Strike asked himself again what he thought he was playing at as they rolled away from the heart of London towards a realm of owner-occupiers, towards spacious houses crammed with coffee makers and HD televisions, towards everything that he had never owned and which his sister assumed, anxiously, must be his ultimate ambition.
It was like Lucy to throw him a birthday dinner at her own house. She was fundamentally unimaginative and, even though she often seemed more harried there than anywhere else, she rated her home’s attractions highly. It was like her to insist on giving him a dinner he didn’t want, but which she could not understand him not wanting. Birthdays in Lucy’s world were always celebrated, never forgotten: there must be cake and candles and cards and presents; time must be marked, order preserved, traditions upheld.
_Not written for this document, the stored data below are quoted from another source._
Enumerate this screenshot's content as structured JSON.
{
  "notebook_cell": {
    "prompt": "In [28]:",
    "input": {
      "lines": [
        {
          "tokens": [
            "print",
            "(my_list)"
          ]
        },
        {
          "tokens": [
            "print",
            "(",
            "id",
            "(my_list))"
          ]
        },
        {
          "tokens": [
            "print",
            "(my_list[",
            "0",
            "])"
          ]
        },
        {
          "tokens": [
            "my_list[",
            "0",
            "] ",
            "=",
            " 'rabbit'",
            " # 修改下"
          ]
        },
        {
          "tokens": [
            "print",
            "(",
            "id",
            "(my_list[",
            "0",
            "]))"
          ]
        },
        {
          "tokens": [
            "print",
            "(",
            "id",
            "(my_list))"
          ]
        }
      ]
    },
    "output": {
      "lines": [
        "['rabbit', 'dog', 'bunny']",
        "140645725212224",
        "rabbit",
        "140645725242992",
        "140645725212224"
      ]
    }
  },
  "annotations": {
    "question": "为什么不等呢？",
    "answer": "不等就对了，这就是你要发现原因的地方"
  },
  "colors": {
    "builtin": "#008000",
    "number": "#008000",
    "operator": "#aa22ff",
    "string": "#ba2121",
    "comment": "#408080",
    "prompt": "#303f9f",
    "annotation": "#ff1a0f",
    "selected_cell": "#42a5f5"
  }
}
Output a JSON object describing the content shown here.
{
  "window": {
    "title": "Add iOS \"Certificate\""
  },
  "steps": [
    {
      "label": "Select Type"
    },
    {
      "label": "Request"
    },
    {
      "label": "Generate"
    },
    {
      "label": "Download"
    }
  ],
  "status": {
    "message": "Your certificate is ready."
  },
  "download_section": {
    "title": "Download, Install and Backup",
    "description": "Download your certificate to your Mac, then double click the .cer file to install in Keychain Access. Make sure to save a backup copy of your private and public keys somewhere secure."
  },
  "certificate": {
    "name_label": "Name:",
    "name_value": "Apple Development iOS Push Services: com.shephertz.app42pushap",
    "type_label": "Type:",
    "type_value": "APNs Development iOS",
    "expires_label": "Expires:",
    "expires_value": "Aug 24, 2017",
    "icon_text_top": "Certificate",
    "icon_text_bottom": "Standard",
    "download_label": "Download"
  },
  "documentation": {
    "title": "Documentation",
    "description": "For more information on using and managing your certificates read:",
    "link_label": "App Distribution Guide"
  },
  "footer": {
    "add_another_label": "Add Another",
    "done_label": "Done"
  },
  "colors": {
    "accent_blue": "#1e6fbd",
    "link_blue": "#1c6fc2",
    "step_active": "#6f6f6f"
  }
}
As the taxi passed through the Blackwall Tunnel, speeding them below the Thames into south London, Strike recognised that the act of bringing Nina with him to the family party was a declaration of non-conformity. In spite of the conventional bottle of wine held on her lap, she was highly strung, happy to take risks and chances. She lived alone and talked books not babies; she was not, in short, Lucy’s kind of woman.
Nearly an hour after he had left Denmark Street, with his wallet fifty pounds lighter, Strike helped Nina out into the dark chill of Lucy’s street and led her down a path beneath the large magnolia tree that dominated the front garden. Before ringing the doorbell Strike said, with some reluctance:
‘I should probably tell you: this is a birthday dinner. For me.’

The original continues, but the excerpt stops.